16 September 2011 16:15 [Source: ICIS news]
“In our view, the European TDI market could be hit by ongoing [global] overcapacity,” said ING analyst Adam Milewicz.
Noting that Hungary-based BorsodChem has started production at a 160,000 tonne/year TDI installation, while Germany-based Bayer MaterialScience should start production at a 250,000 tonne/year line in China this year and a 300,000 tonne/year line in Germany in 2014, Milewicz added: “Rising oversupply is the main risk for Ciech’s [75,000 tonne/year] business. Ciech could be the victim of expanding oversupply of TDI in the short term”.

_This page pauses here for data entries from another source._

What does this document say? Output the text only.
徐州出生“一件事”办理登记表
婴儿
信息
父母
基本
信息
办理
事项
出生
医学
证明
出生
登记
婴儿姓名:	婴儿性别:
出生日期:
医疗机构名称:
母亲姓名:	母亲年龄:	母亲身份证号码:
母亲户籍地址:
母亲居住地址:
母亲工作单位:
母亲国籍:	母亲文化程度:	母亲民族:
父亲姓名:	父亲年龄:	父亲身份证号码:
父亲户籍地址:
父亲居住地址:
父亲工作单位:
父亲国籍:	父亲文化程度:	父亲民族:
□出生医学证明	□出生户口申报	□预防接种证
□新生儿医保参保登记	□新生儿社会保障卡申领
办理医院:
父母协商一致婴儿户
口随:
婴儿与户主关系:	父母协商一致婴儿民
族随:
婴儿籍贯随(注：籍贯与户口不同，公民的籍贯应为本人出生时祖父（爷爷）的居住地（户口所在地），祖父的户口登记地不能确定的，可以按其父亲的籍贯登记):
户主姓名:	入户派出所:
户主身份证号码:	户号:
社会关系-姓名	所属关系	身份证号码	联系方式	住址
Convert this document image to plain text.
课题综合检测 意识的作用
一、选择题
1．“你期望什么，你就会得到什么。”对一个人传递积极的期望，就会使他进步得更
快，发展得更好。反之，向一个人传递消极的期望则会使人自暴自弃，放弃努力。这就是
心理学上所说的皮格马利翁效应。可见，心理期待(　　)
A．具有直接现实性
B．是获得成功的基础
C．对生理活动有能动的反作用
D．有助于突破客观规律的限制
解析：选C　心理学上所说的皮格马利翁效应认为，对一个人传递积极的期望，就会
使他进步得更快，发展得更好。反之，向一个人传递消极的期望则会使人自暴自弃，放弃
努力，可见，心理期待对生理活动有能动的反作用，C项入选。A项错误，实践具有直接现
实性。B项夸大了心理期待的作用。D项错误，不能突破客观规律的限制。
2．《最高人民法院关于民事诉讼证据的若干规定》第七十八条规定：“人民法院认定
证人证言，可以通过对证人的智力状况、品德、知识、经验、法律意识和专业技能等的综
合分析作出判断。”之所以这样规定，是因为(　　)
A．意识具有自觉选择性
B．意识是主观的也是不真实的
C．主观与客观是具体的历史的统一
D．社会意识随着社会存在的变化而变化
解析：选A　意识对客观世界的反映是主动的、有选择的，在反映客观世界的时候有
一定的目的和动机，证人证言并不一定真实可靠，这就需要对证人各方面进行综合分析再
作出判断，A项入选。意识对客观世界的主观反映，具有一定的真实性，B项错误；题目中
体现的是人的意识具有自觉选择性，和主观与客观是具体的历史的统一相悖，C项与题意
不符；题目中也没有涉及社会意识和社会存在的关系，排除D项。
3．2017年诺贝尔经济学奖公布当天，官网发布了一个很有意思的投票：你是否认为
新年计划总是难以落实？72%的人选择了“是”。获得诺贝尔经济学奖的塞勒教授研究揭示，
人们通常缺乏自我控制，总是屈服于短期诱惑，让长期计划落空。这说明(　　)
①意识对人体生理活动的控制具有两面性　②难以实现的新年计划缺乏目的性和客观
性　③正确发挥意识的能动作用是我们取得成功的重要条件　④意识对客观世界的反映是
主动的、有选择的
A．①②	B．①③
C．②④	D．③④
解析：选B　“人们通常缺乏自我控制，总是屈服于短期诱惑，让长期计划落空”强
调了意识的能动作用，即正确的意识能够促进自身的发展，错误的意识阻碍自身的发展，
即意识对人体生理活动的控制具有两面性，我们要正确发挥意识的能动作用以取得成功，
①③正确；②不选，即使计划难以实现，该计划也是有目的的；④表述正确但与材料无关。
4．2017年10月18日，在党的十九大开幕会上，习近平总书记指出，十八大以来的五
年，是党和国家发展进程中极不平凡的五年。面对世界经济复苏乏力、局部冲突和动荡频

“In our view, large capacity additions coming on stream [globally] over the next four years (at a forecast 14.7% CAGR [compound annual growth rate] for 2010-2014) will not be absorbed by forecast growing demand (at a 5.2% CAGR for 2010-2014),” the analyst said.
A further worry for Ciech is that pertrochemicals major BASF plans to build a TDI plant in
Ciech, Europe's fifth largest TDI producer through its subsidiary Zachem, would still be operating against far larger TDI players even after its own 15,000 tonne/year expansion is completed in 2013, ING's figures showed.
“The global TDI market is oligopolistic, with Bayer and BASF having a combined market share of 43% in 2010. The top five producers account for 65% of the global TDI market,” Milewicz said.
Another headache for Ciech is that the third quarter has seen retreating TDI prices accompanied by high input costs.
“In addition, the high cost of production technology means that Ciech could endure persistently weak TDI margins,” Milewicz added.